Kelsey Grammer in what could easily be the dramatic performance of his career is Tom Kane, the mayor of Chicago. He learns that he has a rare degenerative neurological disorder similar to Alzheimers or Parkinsons, but he decides to keep it to himself to enable him to continue wielding his immense power not only in the city, but the state as well.

The governor currently running for re-election goes to him for the assurance. Community power organizations bow at his feet (or twist by their ear).

Tom Kane mentions to the young state treasurer, Ben Zajac (Jeff Hephner) who he is readying to challenge the incumbent governer, that it is important to have heft if he wants to win the top spot.

And heft is exactly what this series has. The word “gravitas” comes to mind. From the direction of Gus Van Sant to the performance of Kelsey Grammer and the rest of the cast. It is strong and forceful, much like Tom Kane’s hold on the minions of Chicago and Illinois it seems.

Connie Nielsen as Meredith, Kane’s wife of convenience (at least from what we see so far) equals Grammer’s Tom Kane and brings me memories of the equally powerful performances of Ian McShane and Susanna Thompson in NBC’s Kings.

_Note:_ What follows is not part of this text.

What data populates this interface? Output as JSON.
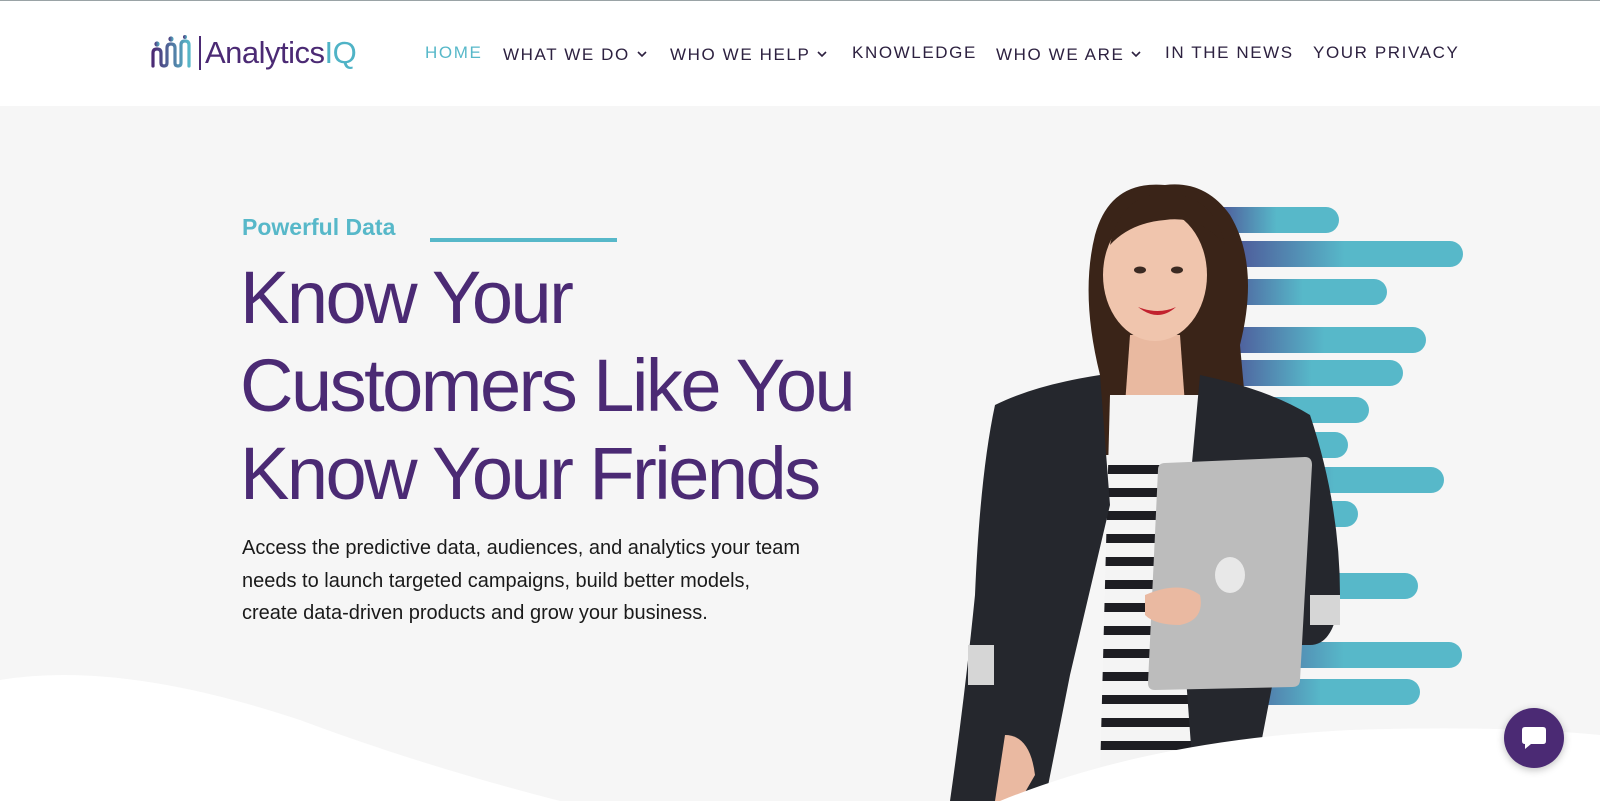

Both powerful couples, each with questionable morals, mysterious motivations, but with strong, unwavering personalities. “Heft” comes to mind again.

And getting dropped by The Playboy Club was a blessing in disguise for Jeff Hephner since he instead gets to play a meatier role as the young, charismatic upstart.

Boss, like Kings, mixes political soap opera, familial drama, personal dilemmas both with the backdrop of a large, gray city. Though there are no butterflies and biblical mythology, Boss is still equally engaging and its forceful hand is unlike anything you see on TV today.